Several weeks ago, when I was drafting my letter to the St. Petersburg International Film Festival, declining their invitation to attend, a small nagging voice in my head insisted that no one would notice. That no one was watching or listening or caring. But this time, finally, I knew that voice was wrong.  I thought if even one person notices this letter in which I speak my truth, and integrate my small story into a much larger and more important one, is worth sending.  I thought, let me be to someone else what no one was to me. Let me send a message to that kid, maybe in America, maybe someplace far overseas, maybe somewhere deep inside, a kid who’s being targeted at home or at school or in the streets, that someone is watching and listening and caring.  That there is an ‘us,’ that there is a ‘we,’ and that kid or teenager or adult is loved, and they are not alone.

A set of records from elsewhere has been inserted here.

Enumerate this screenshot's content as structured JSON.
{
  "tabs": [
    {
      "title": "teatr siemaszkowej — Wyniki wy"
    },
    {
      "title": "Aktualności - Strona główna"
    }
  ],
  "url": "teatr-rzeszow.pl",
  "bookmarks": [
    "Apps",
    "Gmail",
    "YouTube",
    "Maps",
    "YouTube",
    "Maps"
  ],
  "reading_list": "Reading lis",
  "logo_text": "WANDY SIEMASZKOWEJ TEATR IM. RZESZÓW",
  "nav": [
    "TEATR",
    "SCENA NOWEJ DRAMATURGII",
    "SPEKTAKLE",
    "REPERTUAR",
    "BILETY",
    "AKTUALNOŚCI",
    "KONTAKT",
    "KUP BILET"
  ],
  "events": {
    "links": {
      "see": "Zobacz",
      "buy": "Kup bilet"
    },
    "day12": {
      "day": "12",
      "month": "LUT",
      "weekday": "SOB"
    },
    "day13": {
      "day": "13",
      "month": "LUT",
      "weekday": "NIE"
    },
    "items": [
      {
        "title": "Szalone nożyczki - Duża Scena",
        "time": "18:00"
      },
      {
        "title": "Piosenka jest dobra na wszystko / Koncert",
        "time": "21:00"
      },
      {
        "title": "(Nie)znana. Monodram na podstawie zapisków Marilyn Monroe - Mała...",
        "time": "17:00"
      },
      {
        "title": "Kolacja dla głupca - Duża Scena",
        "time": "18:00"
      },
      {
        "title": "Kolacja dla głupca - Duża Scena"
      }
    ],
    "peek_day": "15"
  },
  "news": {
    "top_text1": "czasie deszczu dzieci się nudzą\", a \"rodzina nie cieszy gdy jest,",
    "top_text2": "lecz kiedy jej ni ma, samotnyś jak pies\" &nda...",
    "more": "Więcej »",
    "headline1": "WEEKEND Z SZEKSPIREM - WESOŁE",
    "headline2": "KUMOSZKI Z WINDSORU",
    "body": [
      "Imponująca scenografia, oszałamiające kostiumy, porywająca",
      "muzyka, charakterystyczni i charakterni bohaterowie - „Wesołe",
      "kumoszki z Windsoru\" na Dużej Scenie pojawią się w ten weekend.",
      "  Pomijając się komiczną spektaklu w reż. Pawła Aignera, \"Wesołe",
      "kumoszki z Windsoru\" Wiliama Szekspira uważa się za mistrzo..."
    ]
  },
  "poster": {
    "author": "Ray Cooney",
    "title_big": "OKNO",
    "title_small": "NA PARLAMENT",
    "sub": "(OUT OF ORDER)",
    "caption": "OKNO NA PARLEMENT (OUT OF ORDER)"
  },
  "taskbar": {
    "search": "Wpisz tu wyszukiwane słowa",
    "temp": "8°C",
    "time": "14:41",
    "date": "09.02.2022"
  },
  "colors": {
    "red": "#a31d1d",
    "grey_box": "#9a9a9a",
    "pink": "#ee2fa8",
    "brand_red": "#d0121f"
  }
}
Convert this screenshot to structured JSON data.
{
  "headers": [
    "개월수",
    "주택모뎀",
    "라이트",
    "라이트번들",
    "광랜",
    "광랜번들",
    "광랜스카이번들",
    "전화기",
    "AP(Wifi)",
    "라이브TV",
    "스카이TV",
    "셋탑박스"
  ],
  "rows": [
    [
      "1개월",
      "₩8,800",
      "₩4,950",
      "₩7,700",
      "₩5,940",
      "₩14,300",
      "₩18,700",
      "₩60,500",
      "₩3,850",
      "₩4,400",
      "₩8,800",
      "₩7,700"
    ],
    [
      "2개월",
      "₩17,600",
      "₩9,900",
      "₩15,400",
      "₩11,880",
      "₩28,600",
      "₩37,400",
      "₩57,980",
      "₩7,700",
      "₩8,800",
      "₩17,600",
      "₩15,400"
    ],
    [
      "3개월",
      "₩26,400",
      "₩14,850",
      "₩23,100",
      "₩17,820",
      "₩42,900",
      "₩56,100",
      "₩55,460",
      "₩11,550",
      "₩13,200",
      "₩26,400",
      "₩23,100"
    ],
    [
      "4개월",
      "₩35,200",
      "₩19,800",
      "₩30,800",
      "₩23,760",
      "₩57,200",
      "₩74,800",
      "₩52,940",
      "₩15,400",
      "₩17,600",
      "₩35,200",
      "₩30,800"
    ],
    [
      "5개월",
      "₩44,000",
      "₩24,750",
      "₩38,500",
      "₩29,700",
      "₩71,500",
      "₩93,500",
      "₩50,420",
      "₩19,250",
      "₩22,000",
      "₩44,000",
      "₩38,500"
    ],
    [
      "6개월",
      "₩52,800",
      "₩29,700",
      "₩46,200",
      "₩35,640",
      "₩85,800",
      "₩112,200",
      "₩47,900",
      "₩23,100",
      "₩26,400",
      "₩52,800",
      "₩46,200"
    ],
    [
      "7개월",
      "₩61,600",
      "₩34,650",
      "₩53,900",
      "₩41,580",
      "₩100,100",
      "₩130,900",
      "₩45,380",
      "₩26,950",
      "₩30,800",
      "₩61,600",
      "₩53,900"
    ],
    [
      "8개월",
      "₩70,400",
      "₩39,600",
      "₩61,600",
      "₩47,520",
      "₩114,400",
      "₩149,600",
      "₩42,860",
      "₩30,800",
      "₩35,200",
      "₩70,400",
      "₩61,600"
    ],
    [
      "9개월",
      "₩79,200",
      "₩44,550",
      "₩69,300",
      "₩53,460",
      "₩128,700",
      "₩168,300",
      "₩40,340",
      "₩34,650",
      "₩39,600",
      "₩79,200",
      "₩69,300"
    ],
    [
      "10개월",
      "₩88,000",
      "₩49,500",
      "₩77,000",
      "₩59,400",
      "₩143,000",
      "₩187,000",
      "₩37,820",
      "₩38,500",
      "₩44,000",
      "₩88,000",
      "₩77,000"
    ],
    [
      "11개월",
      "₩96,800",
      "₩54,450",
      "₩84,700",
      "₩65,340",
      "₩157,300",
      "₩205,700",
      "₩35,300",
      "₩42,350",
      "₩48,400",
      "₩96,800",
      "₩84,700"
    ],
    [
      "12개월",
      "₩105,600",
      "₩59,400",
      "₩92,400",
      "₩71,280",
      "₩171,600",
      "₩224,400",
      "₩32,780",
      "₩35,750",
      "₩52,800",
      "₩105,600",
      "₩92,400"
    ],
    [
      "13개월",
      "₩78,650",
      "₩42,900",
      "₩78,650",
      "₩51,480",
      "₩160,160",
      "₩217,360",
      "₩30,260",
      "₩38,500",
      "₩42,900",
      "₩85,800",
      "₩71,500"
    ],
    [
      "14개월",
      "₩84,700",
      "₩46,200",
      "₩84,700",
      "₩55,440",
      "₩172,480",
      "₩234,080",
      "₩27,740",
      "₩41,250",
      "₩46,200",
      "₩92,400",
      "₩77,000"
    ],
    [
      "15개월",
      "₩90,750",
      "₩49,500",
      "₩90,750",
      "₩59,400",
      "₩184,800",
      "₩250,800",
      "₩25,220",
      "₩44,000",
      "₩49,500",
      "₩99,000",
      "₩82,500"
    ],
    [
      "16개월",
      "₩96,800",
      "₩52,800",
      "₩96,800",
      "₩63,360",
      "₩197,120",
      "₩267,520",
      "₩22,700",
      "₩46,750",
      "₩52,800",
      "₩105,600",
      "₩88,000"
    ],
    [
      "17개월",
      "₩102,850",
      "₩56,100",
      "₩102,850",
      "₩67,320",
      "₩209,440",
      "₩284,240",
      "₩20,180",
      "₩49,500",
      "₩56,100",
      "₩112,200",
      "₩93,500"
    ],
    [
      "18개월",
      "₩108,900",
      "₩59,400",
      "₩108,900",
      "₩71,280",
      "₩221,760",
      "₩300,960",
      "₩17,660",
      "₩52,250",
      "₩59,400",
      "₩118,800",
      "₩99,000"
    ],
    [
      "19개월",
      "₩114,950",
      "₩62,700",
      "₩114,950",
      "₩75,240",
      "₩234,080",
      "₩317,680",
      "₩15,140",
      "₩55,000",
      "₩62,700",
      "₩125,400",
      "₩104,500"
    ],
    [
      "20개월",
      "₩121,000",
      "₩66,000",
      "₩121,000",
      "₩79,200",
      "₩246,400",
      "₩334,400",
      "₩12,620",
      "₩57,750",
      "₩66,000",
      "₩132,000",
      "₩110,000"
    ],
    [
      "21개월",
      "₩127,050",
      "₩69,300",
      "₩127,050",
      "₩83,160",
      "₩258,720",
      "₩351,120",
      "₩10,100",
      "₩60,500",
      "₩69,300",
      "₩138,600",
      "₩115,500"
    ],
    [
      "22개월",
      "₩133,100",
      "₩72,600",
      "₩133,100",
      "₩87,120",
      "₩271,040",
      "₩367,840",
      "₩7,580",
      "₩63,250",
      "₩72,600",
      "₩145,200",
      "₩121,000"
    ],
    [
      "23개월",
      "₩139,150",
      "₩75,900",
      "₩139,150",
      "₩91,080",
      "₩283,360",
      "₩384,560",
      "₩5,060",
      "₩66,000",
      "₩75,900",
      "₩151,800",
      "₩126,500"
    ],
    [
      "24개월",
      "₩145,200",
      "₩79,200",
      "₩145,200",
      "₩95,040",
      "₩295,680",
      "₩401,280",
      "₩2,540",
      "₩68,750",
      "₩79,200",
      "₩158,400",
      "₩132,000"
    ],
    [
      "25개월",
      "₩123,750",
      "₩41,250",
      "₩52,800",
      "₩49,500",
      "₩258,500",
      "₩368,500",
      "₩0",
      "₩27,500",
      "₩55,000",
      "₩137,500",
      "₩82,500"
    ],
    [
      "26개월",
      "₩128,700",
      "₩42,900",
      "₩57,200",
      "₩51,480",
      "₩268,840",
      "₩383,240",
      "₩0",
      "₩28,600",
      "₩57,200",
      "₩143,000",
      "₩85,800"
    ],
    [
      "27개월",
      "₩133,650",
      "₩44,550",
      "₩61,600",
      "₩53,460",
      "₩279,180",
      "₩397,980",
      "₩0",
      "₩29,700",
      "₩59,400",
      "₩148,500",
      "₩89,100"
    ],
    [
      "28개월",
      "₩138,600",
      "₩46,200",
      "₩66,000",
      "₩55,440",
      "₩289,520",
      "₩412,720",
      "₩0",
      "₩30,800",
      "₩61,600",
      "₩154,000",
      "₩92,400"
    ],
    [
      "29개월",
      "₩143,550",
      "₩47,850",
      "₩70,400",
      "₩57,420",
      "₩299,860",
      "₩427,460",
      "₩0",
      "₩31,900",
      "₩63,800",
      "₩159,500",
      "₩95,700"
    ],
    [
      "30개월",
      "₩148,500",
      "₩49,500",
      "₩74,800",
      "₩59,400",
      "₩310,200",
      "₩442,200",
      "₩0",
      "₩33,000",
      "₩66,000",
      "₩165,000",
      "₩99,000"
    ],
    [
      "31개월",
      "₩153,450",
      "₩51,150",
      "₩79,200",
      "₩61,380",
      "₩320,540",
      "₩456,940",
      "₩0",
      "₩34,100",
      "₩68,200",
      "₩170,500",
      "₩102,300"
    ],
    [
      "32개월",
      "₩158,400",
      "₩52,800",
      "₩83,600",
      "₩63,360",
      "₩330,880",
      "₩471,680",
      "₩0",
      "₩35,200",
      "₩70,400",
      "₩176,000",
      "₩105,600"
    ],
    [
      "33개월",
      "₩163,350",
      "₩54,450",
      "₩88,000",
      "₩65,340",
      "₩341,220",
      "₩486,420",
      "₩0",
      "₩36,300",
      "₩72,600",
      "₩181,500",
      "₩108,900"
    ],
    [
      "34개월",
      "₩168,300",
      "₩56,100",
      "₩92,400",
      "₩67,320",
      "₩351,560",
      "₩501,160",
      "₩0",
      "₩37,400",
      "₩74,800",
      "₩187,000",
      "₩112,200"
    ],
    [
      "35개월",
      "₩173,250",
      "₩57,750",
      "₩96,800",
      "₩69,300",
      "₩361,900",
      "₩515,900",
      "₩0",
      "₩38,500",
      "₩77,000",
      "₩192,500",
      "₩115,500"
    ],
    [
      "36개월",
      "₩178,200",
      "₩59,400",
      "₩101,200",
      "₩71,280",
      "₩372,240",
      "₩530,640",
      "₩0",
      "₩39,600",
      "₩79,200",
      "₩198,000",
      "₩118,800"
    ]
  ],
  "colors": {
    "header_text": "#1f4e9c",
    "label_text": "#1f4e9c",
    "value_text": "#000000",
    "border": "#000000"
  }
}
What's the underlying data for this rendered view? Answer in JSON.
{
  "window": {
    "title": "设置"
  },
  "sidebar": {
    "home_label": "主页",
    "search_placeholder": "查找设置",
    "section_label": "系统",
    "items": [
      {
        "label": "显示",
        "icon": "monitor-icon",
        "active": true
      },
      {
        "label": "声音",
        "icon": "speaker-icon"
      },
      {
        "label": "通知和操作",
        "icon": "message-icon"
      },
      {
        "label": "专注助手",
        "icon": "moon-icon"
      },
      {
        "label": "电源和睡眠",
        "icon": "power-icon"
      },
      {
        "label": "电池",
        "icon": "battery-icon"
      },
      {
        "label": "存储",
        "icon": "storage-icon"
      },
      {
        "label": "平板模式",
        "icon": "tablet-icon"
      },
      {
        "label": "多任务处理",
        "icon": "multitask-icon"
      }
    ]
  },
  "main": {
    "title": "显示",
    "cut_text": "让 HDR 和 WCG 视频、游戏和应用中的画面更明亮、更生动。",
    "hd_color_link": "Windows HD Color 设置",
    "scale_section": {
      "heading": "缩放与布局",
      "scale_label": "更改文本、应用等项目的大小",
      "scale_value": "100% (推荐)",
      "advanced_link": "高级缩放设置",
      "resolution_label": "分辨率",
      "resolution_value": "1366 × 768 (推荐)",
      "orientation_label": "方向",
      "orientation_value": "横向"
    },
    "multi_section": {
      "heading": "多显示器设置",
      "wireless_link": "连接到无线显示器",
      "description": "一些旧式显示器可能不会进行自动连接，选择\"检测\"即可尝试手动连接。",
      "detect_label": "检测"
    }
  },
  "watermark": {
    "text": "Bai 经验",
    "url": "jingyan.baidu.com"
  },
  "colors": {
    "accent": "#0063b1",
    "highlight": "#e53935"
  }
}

I am deeply grateful to the Human Rights Campaign for giving me and others like me the opportunity and the platform and the imperative to tell my story, to continue sending that message, because it needs to be sent, over and over again, until it’s been heard and received and embraced.  Not just here in Washington State, not just across the country, but around the world, and then back again.  Just in case.  Just in case we miss someone.


Wentworth Miller, known foremost as Michael Scofield from Prison Break TV Series, shared how he was foreign to the concept of “we”. He was discriminated because of everything: he wasn’t born in his parent’s country, he didn’t grow up in any one particular religion, he is mixed race, and he is gay. He then went to the top starring in one of the most popular TV Series at that time, and then he walked away from the spotlight. But the press didn’t want to dim the spotlight from him, resulting mockery in his then on-break appearance. That’s when he had that his initial thought, that “I am me”, is not enough. He wanted to send a message to kids who’s being targeted that someone is watching, listening, and caring. That they are not alone.